Furthermore, one significant cluster-level inference (punc < 0.001 cluster-defining threshold, pFDR < 0.001 cluster-level threshold) was made when examining FC with the motor cortex seed in comparing AMI and TA groups. This cluster (Fig. 3D) was located on portions of the postcentral gyrus, superior parietal lobe and supramarginal gyrus, in a region that comprises the dorsal attention stream. Thus, the analysis illustrates decreased FC between the motor cortex seed and the dorsal attention stream in AMI subjects.
In addition to SBC analysis to find cluster-level differences between amputee groups, we explored whether we could fit a model to relate spontaneous FC to clinical correlates, non-painful phantom sensation scores, collected during the study. Specifically, a multiple linear regression was used to test if interregional FC in the primary sensorimotor cortex (between the primary motor cortex seed and somatosensory cortex) could significantly predict non-painful phantom sensation (Fig. 3E). The relationship between the motor cortex and somatosensory cortex was specifically chosen as a predictive component because according to the maladaptive plasticity model, aberrant wiring in the primary sensorimotor cortex as a result of the representation of the missing limb is thought to be a potential cause of phantom pain (14). Phantom sensations, both painful and non-painful, are largely associated with phantom pain, however the exact mechanism is unclear as there is variation in the experience of phantom sensation and its qualitative reports are difficult to quantify across studies (15, 16). Therefore, we chose to explore if using our rsfMRI data from both AMI and TA cohorts, the intrinsic connectivity of the sensorimotor cortex was associated with phantom sensation to the extent that a linear regression model could predict their relationship. The overall regression model was statistically significant (R2 = 0.7, F(20, 13) = 4.9 , p < 0.05), suggesting that higher interregional connectivity in the sensorimotor cortex was coupled with higher phantom sensation.

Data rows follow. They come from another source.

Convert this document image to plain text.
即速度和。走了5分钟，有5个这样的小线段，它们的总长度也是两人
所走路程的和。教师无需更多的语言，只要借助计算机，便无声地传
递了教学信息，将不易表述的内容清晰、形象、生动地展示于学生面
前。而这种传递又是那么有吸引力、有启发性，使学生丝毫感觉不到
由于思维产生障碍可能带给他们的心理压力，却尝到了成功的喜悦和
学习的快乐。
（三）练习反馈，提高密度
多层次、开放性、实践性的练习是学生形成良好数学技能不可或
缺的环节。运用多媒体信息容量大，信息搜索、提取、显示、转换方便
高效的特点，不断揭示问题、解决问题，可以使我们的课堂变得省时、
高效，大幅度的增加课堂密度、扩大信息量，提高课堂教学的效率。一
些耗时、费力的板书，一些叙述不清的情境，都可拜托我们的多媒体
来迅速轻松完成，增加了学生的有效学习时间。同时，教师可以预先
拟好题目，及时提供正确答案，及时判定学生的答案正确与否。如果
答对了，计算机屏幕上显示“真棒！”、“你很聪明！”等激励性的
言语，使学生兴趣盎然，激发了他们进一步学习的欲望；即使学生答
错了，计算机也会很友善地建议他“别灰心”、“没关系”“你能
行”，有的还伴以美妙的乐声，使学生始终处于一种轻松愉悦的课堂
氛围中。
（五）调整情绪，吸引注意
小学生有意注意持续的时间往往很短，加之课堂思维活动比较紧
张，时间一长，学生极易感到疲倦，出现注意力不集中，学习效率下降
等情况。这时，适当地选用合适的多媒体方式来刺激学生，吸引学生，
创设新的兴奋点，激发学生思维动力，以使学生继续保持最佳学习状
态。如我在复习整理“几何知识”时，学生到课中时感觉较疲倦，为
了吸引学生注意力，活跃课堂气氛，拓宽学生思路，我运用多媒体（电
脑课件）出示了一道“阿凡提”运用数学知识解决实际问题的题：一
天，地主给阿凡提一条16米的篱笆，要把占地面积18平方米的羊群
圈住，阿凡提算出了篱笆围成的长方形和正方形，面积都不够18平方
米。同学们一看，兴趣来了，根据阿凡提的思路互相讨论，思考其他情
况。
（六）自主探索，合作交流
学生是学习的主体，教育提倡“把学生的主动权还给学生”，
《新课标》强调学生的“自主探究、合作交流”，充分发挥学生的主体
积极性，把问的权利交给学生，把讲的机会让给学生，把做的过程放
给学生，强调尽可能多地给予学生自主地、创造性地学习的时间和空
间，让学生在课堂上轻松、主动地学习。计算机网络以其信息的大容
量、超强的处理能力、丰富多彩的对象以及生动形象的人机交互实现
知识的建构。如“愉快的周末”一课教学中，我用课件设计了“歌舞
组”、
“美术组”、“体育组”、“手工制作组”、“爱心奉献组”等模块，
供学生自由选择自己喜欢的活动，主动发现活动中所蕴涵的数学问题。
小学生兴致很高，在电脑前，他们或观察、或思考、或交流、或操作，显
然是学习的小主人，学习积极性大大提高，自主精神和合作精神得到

Reduction of Pathological Neural Signatures in AMI compared to TA Subjects
We hypothesized that there will be a significant reduction in neural impairments in AMI subjects compared to TA subjects. AMI subjects are less dependent than TA subjects on visual input during prosthetic control due to the preservation of proprioceptive afferents and also demonstrate less connectivity with salience network and dorsal attention stream regions, and so we presumed they would also have a corresponding reduction in pathological neural signatures. In other words, the goal of this experimental analysis was to determine whether the brains of AMI subjects maintained connectivities more similar to control subjects than TA subjects by examining the shift in neural signatures between the three groups. We designed an experiment (Fig. 4A, B) whereby we compared AMI and control groups, masked by the cluster-level difference map of TA vs. control comparison. That is, we tested if impairments seen in TA were being ‘normalized’ in AMI. There was either complete normalization or reduction of impairment in AMI subjects with both seeds, thus supporting our hypothesis. Specifically, with the salience network seed, no significant clusters were found in AMI compared to controls after masking with the TA-vs-control cluster mask (Fig. 4C). With the motor cortex seed, only one cluster remained in AMI compared to controls after masking with the TA-vs-control cluster mask. However, the effect size of this cluster drastically shrunk from what is often considered a large effect (d = 1.27) in TA-vs-control to a small effect (d = 0.21) in AMI-vs-control (Fig. 4D).